J’ai dit que, pour Villemain, la grosse question était de nous égruger ses lectures, et, de fait, jamais cours public fait par cet ancien professeur ne nous a offert le nombre de citations, de traductions et de souvenirs que nous offre aujourd’hui cet essai sur Pindare, qui est un essai sur bien d’autres. En soi, cette espèce de revue et de panorama littéraire a son intérêt, mais ce n’est pas l’intérêt élevé, profond et harmonieux d’un livre ; c’est plutôt l’intérêt dénoué, lâché, trop coulant peut-être, d’une de ces causeries qu’à une certaine heure de sa vie l’homme, hélas ! ne sait plus gouverner… Causerie donc, ou, pour mieux dire encore, notes prises en vue d’un cours qui ne fut jamais fait, et dont le professeur se débarrasse en les étiquetant d’Essai sur Pindare et la poésie lyrique, quand il aurait pu tout aussi bien les décorer de tout autre nom. C’est d’abord la poésie grecque d’avant et d’après Pindare, puis la poésie à Rome païenne, puis à Rome chrétienne, puis au Moyen Âge, et enfin dans le monde moderne. À voir seulement les têtes de chapitre, on dirait une savante, immense et majestueuse histoire ; mais en pénétrant dans chaque biographie qui en est l’objet, on se démontre facilement à soi-même combien ces notules, ramassées au courant d’une lecture de dilettante, sont superficielles et vulgaires, et on se dit que l’histoire littéraire ne s’écrit pas à si bon marché. En effet, à part les principes qu’il n’a point et en restant dans l’ordre abaissé des impressions personnelles, Villemain ne sait résoudre aucune des questions de critique qui se rencontrent sur son passage, et même sur celles-là qu’une érudition plus forte que la sienne a le plus discutées, l’existence d’Homère, par exemple, la moralité de Sapho, l’authenticité des Orphées, etc., etc., la décision de Villemain ne dépasse pas le doute, et il rappelle à l’esprit le mot de Goethe, que nous ne nous lasserons jamais de citer à ces sceptiques, qui devraient être les trappistes de la pensée, car qui doute n’a pas le droit d’enseigner et même de parler : « J’ai bien assez d’opinions douteuses en moi sans que vous y ajoutiez encore ! »

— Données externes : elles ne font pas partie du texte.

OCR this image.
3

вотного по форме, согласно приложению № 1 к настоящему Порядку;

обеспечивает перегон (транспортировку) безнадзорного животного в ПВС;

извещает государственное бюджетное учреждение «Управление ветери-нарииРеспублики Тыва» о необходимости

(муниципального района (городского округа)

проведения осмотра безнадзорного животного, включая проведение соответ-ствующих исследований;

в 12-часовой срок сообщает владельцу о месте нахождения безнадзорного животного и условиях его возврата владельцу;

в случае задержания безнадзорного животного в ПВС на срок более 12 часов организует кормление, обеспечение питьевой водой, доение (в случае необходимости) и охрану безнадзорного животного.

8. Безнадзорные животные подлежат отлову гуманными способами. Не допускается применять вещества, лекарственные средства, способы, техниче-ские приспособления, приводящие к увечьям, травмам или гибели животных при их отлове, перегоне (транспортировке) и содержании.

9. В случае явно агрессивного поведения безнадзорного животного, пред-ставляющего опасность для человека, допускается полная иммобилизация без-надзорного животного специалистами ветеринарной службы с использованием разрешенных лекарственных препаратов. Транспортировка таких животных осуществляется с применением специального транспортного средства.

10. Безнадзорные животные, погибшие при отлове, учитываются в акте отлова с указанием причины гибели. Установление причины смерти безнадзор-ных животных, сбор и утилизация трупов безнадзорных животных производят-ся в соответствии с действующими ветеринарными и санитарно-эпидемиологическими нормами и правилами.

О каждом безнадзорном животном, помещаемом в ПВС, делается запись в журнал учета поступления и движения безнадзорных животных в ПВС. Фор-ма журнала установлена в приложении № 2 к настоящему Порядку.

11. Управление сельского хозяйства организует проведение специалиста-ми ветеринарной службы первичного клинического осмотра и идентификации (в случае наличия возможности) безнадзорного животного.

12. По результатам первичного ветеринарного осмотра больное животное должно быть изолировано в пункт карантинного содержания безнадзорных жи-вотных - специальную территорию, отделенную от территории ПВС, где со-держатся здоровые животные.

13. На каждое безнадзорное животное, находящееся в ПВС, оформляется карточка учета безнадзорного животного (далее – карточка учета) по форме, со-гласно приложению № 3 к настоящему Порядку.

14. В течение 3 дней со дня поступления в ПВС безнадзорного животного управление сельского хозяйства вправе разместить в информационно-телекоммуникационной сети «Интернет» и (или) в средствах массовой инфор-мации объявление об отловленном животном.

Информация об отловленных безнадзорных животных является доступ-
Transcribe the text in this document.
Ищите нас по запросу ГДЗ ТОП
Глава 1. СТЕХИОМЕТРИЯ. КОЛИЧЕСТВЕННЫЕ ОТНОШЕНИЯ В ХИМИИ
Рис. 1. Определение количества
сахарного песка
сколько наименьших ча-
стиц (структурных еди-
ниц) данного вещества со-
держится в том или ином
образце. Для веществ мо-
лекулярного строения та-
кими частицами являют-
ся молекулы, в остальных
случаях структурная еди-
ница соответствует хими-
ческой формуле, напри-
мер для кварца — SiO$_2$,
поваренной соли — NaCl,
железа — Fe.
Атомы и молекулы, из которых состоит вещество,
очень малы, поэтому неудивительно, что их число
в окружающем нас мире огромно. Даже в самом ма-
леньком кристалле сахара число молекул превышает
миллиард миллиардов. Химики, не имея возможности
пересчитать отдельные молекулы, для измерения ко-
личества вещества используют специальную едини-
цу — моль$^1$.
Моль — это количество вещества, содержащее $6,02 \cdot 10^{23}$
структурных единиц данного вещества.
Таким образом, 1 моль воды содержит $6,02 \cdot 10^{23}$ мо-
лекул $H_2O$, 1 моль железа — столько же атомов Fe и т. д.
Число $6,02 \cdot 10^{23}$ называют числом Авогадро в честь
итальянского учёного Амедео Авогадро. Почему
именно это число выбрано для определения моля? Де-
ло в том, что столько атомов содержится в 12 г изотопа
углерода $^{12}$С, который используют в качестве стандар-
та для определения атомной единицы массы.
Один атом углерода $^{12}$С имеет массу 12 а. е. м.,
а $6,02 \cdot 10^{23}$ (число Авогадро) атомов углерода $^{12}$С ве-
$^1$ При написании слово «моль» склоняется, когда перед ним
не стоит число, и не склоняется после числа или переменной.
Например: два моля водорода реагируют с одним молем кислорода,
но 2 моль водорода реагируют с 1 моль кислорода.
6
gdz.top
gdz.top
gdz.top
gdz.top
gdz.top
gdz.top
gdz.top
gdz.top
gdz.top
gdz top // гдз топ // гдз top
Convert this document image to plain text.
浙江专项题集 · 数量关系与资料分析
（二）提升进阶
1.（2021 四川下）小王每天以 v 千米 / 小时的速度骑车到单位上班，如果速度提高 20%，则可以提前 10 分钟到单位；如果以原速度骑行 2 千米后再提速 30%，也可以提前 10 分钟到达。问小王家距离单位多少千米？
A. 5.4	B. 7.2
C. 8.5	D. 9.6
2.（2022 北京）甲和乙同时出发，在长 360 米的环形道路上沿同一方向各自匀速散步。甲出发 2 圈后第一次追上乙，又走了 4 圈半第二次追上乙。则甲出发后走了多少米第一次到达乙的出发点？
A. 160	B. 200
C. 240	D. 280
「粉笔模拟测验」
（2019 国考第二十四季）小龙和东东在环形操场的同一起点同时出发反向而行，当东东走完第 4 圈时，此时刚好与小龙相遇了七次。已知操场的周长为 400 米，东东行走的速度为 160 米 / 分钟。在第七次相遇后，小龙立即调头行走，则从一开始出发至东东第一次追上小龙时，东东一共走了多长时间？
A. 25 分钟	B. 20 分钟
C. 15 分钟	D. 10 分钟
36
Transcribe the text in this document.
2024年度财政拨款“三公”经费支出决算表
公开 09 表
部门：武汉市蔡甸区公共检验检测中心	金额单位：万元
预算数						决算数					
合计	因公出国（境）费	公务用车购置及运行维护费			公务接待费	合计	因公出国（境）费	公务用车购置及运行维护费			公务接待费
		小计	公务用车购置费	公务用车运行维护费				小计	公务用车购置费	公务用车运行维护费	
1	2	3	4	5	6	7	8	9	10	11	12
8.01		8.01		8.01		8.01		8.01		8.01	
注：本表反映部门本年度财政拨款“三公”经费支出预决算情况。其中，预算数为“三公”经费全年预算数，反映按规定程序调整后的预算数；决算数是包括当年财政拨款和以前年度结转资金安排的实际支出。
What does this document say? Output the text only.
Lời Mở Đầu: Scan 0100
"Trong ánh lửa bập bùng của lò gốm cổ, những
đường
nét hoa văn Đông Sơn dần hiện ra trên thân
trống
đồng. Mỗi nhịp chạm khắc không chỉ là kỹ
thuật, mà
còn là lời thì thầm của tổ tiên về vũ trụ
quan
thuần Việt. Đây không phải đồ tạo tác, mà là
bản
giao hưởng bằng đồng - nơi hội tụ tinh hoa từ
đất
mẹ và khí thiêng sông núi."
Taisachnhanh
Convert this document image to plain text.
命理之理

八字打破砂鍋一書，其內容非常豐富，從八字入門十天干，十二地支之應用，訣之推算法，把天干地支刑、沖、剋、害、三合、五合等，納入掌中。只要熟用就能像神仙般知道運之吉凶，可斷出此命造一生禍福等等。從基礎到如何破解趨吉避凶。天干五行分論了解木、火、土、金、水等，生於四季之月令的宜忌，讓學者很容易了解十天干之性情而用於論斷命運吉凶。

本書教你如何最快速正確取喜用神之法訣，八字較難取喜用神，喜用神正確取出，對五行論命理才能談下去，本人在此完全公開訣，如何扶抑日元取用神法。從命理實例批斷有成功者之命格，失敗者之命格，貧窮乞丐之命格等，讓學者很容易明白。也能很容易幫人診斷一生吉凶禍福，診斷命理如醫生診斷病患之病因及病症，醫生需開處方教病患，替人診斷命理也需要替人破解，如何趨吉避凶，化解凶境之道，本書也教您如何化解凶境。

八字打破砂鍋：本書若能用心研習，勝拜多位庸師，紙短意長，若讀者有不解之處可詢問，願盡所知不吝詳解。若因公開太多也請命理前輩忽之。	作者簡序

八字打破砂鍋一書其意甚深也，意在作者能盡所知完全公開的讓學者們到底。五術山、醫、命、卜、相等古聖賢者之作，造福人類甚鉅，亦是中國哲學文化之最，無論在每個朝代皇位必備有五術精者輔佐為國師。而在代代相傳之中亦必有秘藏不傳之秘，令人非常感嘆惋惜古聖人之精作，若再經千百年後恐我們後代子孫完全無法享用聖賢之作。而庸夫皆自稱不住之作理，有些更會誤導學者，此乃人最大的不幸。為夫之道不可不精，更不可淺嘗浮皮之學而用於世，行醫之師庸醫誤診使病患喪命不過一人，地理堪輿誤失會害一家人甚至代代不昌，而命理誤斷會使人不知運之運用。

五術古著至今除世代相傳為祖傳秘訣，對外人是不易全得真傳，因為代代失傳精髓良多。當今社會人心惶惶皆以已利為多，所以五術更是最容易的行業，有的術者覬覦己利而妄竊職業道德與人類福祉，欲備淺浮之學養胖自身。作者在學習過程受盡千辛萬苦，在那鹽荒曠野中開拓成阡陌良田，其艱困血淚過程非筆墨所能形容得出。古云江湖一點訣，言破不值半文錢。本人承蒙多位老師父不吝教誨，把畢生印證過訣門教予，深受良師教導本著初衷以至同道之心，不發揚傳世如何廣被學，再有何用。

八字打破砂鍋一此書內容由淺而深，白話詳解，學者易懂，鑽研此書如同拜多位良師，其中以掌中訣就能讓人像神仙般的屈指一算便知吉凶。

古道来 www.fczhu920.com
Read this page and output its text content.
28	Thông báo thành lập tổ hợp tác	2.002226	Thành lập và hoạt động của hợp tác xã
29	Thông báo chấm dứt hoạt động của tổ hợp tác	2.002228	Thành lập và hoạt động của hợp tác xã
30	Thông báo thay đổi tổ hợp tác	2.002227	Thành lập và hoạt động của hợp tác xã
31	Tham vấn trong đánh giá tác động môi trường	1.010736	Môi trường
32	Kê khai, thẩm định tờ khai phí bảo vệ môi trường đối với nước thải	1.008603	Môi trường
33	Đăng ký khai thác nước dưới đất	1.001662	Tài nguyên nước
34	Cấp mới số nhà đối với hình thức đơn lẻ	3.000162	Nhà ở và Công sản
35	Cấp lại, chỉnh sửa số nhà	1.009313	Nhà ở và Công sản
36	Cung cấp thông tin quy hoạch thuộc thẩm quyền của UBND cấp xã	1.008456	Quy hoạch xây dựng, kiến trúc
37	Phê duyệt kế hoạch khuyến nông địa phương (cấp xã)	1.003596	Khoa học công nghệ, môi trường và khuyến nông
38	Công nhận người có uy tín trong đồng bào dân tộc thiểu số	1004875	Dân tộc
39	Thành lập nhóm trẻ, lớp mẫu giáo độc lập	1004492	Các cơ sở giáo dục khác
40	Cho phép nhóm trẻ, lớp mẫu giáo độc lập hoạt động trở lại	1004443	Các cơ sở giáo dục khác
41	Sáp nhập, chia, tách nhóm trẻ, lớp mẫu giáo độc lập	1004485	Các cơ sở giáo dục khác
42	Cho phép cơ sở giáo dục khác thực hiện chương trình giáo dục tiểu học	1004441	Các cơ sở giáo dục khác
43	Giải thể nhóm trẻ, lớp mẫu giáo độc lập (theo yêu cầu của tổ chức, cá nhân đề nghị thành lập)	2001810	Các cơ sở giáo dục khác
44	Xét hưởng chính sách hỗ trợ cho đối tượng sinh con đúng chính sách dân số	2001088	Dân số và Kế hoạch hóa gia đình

Villemain n’a même pas le courage des négations qu’il sous-entend. Ainsi, quand il a la bonté de constater dans les Prophètes le plus beau lyrisme qui ait jamais brillé sur la terre, il l’impute à l’amour de la patrie, à la pureté des mœurs, à la pratique des vertus les plus hautes, mais il se tait sur l’inspiration divine. À ses yeux, les Prophètes ne sont guère que des hommes parfaitement élevés. Opinion risible ! et c’est ainsi que, sans conviction et sans idées, il est entraîné par le courant du sophisme contemporain qui veut humaniser les êtres surnaturels dans l’histoire, pendant que la philosophie tend à diviniser les hommes.

IX

Nous avons à peu près tout dit sur le Pindare de Villemain. C’est un livre qui, grâce à la renommée de son auteur, est bien heureux d’avoir sa place dans la publicité, car, s’il ne l’avait point, il ne se la ferait pas… Il est écrit comme Villemain sait écrire, de cette longue phrase cicéronienne, moins pure que l’antique et que Villemain émaille de ces prosopopées (ô Racine ! ô Bossuet !) aimées de Rousseau le rhéteur, mais qui, au moins, lui, avait quelque chose par-dessous sa rhétorique. Pour Villemain, il n’y a rien sous la sienne, et c’est là sa gloire. C’est la rhétorique même.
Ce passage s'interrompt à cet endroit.